A suspected financier of the 1994 Rwandan genocide, Felicien Kabuga, will make his first appearance at a UN court in The Hague on Wednesday following his arrest in France.
Kabuga, who spent more than two decades on the run, was one of the world's most wanted fugitives, accused of abetting the slaughter of 800,000 Tutsis and moderate Hutus.
Once one of Rwanda's richest men, Kabuga, who is in his 80s, allegedly helped set up hate media that urged ethnic Hutus to "kill the Tutsi cockroaches."
He was arrested near Paris on May 16 to face a 1997 indictment by the now-closed International Criminal Tribunal for Rwanda (ICTR), and transferred from France to The Hague in October.
His initial hearing before a pre-trial judge on Wednesday at 2:00 pm (1300 GMT) will take place at the United Nations International Residual Mechanism for Criminal Tribunals, which has taken on cases left over from the ICTR.
The judge said in a written order this week that Kabuga could either attend in person or via video-link, with an initial medical report recommending he do so via video because of the coronavirus pandemic.
Prosecutors are expected to tell the judge about their state of readiness for a trial.

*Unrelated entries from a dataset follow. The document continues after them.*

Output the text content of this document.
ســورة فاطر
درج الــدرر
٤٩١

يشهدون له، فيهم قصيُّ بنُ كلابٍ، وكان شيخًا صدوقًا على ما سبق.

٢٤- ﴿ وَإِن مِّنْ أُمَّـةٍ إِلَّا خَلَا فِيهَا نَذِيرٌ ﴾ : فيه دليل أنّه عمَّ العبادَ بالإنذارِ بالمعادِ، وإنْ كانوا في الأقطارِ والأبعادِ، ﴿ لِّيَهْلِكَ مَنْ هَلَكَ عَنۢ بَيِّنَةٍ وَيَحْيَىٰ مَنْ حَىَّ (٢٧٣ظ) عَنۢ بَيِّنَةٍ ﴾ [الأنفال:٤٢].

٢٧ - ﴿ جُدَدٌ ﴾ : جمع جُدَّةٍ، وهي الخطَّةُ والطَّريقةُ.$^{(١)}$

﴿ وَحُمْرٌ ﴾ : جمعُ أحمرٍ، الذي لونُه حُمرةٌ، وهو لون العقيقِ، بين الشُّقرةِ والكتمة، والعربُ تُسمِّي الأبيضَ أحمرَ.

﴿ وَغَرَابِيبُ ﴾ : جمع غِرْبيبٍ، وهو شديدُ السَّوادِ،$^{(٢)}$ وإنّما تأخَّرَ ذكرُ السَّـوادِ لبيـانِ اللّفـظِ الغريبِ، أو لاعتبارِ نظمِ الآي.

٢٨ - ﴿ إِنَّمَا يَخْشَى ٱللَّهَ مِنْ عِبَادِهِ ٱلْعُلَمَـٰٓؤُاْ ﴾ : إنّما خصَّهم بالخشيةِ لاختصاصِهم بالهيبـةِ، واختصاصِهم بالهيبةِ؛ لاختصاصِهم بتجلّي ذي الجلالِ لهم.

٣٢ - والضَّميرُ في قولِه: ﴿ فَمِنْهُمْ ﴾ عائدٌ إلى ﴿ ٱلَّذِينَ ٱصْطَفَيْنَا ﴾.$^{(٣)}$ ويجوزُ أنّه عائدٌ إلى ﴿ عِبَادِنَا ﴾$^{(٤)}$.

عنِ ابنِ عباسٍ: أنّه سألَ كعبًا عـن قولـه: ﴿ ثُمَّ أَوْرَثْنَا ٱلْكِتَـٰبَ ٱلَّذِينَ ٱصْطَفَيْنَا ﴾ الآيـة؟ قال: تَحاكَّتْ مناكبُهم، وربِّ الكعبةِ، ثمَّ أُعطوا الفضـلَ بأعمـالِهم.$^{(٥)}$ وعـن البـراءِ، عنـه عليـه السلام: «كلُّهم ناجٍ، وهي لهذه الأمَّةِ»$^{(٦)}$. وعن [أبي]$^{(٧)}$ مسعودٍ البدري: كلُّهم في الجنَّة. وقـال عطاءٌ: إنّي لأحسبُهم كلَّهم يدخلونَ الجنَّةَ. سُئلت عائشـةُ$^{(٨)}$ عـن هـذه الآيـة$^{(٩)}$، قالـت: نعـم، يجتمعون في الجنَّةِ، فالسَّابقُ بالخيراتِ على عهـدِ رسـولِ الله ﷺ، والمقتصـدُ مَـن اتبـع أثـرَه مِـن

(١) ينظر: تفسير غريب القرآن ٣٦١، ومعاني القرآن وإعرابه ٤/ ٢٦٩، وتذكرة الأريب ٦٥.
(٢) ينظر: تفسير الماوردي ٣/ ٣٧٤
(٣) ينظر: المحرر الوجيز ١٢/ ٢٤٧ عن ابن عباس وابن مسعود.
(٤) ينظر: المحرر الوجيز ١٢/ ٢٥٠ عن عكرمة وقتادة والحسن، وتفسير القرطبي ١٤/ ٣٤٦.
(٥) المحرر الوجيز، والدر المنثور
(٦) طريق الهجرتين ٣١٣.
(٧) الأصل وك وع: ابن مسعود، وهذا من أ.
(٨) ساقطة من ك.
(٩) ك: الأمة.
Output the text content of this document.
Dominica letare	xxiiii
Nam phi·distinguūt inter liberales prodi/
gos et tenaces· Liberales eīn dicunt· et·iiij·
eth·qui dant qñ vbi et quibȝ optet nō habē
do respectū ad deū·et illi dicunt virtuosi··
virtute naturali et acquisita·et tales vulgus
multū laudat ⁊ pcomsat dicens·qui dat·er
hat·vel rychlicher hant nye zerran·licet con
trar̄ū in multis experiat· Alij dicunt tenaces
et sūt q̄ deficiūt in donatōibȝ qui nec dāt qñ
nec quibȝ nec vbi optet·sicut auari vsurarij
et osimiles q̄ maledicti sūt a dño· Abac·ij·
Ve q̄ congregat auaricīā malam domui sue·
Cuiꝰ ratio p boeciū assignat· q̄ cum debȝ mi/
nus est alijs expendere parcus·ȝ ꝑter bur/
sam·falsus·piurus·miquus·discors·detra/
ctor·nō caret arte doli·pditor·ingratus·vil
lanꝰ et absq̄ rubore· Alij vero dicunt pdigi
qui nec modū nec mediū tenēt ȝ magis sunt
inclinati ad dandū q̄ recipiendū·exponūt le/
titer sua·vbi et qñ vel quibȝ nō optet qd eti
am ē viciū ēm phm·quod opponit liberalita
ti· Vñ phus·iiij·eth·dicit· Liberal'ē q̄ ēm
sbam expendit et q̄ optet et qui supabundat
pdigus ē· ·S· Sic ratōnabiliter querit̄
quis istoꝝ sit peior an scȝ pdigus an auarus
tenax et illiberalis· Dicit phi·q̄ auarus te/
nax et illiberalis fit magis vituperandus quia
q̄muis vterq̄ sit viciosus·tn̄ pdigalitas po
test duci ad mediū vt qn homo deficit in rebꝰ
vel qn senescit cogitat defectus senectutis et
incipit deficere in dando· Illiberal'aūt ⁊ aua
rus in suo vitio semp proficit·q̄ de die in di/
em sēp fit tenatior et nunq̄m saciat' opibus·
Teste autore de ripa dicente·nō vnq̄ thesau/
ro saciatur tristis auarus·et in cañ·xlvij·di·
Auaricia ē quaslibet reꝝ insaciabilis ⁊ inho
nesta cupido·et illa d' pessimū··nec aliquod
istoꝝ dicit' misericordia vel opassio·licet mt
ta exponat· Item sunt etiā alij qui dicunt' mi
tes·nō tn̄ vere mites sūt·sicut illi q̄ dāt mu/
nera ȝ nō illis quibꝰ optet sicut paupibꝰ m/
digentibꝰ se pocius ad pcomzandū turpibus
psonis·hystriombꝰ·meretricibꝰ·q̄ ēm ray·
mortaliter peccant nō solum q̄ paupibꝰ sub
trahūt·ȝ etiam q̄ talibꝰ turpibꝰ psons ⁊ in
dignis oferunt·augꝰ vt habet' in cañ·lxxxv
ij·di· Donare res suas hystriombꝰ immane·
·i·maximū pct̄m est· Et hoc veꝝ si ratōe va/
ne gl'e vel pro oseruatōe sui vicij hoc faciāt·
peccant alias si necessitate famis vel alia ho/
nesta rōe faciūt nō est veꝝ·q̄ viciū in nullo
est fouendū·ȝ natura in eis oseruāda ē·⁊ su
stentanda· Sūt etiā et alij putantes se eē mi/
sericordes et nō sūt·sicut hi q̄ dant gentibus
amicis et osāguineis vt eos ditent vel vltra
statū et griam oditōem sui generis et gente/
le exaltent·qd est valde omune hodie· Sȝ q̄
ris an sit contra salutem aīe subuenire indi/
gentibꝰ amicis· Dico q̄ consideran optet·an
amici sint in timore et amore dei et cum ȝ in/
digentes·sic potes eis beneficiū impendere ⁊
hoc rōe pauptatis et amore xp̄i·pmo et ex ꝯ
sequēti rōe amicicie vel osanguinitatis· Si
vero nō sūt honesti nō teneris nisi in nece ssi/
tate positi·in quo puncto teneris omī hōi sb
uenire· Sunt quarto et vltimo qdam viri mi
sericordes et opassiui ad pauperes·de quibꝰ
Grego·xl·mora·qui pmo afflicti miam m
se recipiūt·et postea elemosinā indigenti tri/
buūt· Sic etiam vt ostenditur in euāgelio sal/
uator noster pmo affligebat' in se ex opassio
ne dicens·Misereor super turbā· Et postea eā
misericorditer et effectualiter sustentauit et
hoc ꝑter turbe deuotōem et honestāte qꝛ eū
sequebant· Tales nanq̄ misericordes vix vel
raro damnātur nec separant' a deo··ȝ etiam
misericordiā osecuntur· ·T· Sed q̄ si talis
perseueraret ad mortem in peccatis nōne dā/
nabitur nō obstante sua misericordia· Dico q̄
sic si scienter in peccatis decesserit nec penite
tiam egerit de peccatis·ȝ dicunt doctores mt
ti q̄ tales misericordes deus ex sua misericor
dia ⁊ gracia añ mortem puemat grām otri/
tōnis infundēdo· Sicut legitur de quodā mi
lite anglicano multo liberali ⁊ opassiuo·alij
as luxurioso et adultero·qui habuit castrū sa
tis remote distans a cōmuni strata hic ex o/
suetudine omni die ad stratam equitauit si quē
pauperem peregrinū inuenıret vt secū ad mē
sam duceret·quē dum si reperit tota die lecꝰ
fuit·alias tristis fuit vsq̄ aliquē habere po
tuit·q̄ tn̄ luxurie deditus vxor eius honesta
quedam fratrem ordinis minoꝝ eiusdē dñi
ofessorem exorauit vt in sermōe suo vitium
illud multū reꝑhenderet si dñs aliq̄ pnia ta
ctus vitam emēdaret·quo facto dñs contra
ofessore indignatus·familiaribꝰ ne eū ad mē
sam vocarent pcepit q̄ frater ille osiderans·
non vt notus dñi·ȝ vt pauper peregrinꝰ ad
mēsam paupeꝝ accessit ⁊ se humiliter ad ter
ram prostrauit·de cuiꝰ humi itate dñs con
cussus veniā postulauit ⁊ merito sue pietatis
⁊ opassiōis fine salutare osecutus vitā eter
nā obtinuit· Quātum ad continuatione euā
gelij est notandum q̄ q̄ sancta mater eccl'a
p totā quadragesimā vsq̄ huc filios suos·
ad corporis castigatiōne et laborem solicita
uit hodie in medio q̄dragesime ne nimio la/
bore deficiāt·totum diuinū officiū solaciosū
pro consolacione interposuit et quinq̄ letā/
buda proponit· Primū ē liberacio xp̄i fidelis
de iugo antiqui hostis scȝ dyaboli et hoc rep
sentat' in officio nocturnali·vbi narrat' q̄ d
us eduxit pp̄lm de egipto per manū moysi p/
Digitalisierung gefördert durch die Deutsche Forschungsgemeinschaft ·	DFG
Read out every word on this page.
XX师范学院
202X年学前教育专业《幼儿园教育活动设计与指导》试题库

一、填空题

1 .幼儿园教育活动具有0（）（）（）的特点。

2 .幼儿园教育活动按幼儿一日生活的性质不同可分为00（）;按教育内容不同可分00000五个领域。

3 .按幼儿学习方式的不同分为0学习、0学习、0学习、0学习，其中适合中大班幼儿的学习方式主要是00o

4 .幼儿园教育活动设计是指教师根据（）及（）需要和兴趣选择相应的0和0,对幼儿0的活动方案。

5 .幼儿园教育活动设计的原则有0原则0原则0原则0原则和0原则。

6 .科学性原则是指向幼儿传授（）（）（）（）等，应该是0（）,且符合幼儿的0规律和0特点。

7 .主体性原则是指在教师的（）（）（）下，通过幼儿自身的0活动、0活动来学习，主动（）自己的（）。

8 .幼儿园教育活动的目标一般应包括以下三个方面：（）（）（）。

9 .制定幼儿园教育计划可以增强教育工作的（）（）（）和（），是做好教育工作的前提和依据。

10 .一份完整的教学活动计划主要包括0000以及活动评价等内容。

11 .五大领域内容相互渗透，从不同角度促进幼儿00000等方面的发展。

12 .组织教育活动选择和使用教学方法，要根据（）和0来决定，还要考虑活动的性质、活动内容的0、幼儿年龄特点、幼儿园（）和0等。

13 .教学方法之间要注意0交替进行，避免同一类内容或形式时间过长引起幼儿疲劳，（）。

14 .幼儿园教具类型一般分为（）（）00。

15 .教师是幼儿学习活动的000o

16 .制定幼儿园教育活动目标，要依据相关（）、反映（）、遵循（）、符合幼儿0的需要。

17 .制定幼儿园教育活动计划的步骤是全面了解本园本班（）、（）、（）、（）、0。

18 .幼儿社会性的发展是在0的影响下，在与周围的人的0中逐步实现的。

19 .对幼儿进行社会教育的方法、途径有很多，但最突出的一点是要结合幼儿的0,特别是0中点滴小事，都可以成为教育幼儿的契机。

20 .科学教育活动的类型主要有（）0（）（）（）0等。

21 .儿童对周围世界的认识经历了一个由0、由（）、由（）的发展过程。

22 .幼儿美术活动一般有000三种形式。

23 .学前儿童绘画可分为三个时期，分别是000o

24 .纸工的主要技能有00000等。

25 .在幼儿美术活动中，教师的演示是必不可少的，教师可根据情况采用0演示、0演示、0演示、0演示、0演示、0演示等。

Kabuga denies all the charges.
Incited to murder
The UN says 800,000 people were murdered in a 100-day rampage that began in April 1994.
Kabuga allegedly helped create the Interahamwe Hutu militia group and the Radio-Television Libre des Mille Collines, whose broadcasts incited people to murder.
He is also accused of helping to buy machetes in 1993 that were distributed to genocidal groups.
Kabuga spent years on the run using a succession of false passports, with investigators saying that he had been helped by a network of former Rwandan allies to evade justice.
Following his arrest in a small apartment near Paris, his lawyers argued that Kabuga -- who says he is aged 87 but according to the arrest warrant is 84 -- should face trial in France.
But France's top court ruled he should be moved to UN custody.
Kabuga was initially to be transferred to the UN court's facility in Arusha, Tanzania, which took over the ICTR's duties when it formally closed in 2015.
But a judge ruled he should first be taken to The Hague for a medical examination, and it was not immediately known when or if Kabuga might be transferred to Arusha.